Sunday, September 28, 2014

Aromatics


My husband Jim and I spent today at the Hudson Valley Garlic Festival in Saugerties, New York. The trip to Saugerties, according to the fastest route, was about an hour and a half. We decided to take a more scenic route, which made the trip an hour or so longer. That long road trip, coupled with the overwhelmingly heady sensation of sampling about a dozen different varieties of garlic, created a day trip that I will long remember.

I like to think of garlic as an aromatic. It, like onions, is a member of the allium family. This group of plants also includes shallots and leeks. My style of cooking often involves these flavorful vegetables as a base. Fairly typically, I will heat oil, chop up a couple of cloves of garlic and/or some onion and fry it in the hot oil until the air around the cooking pan is fragrant. Then, it is time to add the main element of the dish: whatever meat or vegetable or grain will comprise the key ingredient.

Garlic, as a result, is an important but perhaps under-recognized element of each daily meal. It was a treat, as a result, to spend a few hours hobnobbing with aficionados and to get a sense of what can happen when this base ingredient moves out of the sidelines and takes center stage.

Our entry into the garlic festival began with a stop at the first booth, manned by a garlic entrepreneur known as Jake. The booth, like many others, featured wooden boxes of both loose and bagged bulbs of garlic in several varieties, and small dishes set out in front. In the small dishes were bits of raw, fresh garlic diced into pieces that we perhaps a quarter-inch in diameter. Next to the dishes were toothpicks. Visitors were encouraged to select a toothpick, pierce one of the diced bits, and pop it into the mouth.

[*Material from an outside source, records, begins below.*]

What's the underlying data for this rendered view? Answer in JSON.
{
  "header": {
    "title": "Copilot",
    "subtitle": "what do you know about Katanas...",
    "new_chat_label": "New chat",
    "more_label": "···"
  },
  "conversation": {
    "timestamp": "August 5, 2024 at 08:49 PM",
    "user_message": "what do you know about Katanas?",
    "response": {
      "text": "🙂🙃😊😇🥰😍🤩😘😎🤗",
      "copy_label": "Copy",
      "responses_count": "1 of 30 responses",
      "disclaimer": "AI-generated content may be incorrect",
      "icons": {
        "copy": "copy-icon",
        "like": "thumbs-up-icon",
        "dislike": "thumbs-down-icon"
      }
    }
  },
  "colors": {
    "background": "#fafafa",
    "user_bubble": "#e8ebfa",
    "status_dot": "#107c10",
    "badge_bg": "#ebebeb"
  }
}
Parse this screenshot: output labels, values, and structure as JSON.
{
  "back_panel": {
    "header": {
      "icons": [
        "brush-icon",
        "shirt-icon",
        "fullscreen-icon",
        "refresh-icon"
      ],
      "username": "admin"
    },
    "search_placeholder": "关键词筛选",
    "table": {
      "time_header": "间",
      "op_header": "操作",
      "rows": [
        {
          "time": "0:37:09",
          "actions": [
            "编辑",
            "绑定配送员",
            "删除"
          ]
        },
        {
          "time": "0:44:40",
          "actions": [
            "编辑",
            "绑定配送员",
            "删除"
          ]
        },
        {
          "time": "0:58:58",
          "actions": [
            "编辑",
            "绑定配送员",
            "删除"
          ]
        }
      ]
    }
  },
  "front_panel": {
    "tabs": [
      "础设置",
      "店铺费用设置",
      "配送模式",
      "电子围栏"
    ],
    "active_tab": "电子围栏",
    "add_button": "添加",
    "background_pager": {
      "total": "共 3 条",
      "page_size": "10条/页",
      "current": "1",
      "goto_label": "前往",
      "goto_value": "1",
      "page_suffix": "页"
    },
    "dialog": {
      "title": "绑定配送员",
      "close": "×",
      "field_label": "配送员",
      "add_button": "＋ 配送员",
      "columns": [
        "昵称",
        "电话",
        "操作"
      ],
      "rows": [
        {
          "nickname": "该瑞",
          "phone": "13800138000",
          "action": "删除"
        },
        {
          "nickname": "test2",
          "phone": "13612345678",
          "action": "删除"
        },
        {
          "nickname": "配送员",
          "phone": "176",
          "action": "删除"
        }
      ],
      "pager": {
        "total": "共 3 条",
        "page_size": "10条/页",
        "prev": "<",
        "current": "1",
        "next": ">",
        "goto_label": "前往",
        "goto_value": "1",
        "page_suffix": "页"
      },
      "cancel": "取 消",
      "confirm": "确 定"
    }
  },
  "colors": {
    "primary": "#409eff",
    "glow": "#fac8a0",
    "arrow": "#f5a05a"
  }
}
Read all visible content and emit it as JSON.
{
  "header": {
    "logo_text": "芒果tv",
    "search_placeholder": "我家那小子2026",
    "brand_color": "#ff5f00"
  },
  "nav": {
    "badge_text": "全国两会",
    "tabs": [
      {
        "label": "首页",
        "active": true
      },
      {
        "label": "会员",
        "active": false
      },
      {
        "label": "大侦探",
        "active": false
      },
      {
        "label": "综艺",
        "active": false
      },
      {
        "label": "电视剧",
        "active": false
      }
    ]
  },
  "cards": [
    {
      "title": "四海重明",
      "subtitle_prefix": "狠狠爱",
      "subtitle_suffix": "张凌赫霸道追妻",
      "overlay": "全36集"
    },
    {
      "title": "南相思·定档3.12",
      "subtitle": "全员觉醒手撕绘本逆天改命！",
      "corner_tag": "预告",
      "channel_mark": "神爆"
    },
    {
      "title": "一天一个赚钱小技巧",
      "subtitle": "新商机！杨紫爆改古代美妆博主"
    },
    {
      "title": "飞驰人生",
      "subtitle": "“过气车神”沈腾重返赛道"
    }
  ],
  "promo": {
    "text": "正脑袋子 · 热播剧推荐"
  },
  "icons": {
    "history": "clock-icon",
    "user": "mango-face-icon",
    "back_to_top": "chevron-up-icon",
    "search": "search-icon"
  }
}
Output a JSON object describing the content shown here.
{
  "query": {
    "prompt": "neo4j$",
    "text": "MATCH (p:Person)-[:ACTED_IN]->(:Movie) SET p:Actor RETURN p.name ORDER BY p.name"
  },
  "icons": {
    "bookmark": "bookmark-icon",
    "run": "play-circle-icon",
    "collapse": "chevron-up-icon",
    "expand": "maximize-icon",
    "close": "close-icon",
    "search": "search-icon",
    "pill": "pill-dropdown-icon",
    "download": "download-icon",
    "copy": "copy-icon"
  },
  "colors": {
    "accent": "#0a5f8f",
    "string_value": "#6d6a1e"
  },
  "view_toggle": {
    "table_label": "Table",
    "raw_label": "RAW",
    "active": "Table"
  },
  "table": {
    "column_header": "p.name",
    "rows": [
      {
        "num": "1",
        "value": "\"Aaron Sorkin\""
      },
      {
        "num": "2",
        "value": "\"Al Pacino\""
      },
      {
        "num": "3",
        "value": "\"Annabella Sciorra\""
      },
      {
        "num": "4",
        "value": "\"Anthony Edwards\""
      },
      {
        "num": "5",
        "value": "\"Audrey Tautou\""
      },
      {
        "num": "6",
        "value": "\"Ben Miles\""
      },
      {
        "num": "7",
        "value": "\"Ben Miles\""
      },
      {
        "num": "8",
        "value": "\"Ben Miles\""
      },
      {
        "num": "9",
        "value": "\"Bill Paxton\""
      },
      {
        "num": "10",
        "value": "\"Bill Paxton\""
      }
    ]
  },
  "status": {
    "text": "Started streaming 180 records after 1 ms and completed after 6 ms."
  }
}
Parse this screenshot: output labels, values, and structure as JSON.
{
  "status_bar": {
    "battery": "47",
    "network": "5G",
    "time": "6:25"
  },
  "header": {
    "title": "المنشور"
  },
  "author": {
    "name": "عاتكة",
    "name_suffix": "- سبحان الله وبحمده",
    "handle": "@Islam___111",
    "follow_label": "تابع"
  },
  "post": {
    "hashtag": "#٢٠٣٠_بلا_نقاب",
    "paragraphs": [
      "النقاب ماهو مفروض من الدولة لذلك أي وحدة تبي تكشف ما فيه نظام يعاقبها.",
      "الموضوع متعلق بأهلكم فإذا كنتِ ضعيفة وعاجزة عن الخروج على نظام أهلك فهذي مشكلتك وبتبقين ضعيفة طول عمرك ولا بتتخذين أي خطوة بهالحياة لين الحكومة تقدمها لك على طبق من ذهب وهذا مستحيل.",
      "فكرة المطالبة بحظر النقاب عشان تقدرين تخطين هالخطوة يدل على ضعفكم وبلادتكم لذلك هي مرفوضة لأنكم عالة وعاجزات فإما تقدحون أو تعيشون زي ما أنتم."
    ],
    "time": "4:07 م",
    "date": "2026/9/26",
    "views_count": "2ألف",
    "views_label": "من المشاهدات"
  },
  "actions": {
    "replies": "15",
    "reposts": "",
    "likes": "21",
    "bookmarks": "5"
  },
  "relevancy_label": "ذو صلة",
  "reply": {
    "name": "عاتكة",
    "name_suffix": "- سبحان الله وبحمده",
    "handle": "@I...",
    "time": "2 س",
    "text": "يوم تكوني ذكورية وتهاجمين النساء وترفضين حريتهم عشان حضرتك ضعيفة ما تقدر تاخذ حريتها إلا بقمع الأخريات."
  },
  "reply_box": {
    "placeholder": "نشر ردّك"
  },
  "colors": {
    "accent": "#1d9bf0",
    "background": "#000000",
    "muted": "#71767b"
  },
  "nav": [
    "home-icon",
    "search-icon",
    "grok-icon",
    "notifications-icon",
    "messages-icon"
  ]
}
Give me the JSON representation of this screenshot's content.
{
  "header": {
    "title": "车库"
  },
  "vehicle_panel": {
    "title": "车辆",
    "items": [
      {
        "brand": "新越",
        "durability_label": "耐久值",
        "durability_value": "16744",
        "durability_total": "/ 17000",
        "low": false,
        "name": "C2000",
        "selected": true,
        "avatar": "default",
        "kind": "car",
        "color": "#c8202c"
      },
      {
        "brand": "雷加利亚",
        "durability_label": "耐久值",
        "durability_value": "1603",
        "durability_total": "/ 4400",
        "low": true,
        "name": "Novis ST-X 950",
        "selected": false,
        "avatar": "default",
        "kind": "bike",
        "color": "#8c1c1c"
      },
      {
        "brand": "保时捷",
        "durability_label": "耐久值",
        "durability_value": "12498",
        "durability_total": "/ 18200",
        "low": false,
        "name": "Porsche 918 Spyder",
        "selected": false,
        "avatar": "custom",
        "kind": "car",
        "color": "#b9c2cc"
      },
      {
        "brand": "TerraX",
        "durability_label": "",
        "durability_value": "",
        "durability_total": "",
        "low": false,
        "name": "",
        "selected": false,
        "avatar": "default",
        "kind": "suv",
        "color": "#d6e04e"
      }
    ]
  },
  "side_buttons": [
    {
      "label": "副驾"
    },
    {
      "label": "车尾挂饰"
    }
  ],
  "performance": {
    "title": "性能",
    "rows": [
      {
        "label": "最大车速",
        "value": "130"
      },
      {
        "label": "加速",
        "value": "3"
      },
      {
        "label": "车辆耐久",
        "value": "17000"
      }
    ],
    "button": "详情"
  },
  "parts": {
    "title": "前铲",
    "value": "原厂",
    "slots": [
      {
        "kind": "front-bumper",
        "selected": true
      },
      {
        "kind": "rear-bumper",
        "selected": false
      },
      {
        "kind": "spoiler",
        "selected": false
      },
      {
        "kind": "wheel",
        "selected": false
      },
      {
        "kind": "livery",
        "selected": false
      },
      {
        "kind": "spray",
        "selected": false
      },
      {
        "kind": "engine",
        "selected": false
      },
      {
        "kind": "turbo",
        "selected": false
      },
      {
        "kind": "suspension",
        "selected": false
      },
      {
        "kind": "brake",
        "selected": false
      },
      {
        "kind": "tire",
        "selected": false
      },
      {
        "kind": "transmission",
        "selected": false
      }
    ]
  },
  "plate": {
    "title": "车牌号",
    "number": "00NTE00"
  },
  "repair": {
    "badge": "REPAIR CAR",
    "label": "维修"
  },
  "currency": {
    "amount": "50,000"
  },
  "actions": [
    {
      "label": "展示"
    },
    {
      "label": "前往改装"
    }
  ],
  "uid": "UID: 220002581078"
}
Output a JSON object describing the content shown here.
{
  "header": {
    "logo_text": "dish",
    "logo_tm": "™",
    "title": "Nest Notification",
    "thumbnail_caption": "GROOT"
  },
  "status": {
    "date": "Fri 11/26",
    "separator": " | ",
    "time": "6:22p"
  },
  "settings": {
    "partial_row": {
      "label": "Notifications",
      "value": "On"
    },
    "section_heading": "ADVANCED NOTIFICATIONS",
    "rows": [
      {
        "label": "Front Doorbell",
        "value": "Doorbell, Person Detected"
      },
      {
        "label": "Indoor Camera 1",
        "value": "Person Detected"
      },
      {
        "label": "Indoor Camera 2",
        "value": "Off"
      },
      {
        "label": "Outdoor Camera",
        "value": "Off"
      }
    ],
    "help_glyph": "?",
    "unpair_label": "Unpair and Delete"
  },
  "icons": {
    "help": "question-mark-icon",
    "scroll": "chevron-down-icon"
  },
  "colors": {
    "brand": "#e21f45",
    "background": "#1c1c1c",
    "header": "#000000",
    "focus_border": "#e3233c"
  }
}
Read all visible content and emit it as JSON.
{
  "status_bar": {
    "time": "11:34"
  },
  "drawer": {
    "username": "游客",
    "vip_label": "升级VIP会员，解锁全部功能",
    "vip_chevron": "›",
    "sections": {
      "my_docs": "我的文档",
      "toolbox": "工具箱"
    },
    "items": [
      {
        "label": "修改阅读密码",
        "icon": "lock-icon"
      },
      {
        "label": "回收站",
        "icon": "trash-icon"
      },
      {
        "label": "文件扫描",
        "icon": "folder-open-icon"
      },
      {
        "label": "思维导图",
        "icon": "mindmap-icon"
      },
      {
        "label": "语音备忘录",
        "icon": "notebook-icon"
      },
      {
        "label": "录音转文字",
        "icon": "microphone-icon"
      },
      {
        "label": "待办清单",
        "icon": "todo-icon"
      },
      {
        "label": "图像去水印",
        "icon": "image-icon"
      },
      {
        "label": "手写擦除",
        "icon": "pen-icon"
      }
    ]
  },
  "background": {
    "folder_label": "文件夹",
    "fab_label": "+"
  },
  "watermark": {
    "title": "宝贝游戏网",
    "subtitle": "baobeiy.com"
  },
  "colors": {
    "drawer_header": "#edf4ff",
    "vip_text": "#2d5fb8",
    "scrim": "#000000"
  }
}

My first taste was of a fairly mellow German white variety. It was fresh and sharp. I felt both the freshness and sharpness penetrate my tastebuds, waking them up. In the meantime, my husband was sampling a different variety: a hard neck variety of garlic known as Georgian Fire. "You've got to try this, hun," he exclaimed. "I pierced one of the pieces and felt the fire slip down the back of my throat."

"Wow," I exclaimed.

From Georgian Fire, we moved to sampling what are known as soft-necks: a Chamiskuri variety that came from one of the former Soviet Republics and the famous (or infamous) Elephant Garlic, which is known for its large cloves and its mild flavors.

From each, along with several other types of hard neck garlics, came the sharp freshness over and over again.

To return to an unanswered matter, the difference between a hard necked garlic and a soft necked one has to do in part with the stem. Garlic grows from a clove planted about four inches deep into the ground. From the clove sprouts a green shoot that eventually stretches upward about four feet and thickens and dries into a stalk. If the stalk is firm like a small stick, the variety is a hard-neck. If the stalk is soft and pliable like a piece of twine, you've got a soft neck. Hard necks also produce a scape, which is a long green stem, just as the bulb growing from the clove underneath the ground begins to mature. Growers learn quickly to cut off the scapes -- partly to promote the bulb's growth and partly because the scapes are a delectable savory treat in and of themselves.

Most of the local farmers in our part of New York grow primarily hard neck garlics because soft necks are more vulnerable to cold. However, even if the soft necks are vulnerable, they tend to store better, retaining their aromatic headiness up to a year after their harvest. We wanted to give these soft necks a try, and a consultant with the Garlic Seed Foundation encouraged us to give it a try. A little bit of extra mulch would help protect it through the winter as long as we remembered to start pulling off those layers of mulch once the snow melted in April.

We left the garlic festival with a pound of the Chamiskuri soft necks, a pound of Elephant cloves, and a pound of the peppery Georgian Fire that had first kicked our taste buds alive. We also left feeling the heat of the late September sun baking through our skin and the sharp hot fragrances of the miniature pieces of garlic that we had sampled warming our stomachs.

I rarely eat garlic raw. Like most people, I see it as something that requires roasting, frying, or baking in some form or fashion. I also see it as an enhancement to dishes, not a singular ingredient. But eating it raw and by itself opened up an amazing discovery. Garlic, by itself, smells and tastes good. It is powerful in its strength and its freshness. What I had sampled had awakened my taste buds and kindled my appetite. It had cleansed my palate and made me eager for more.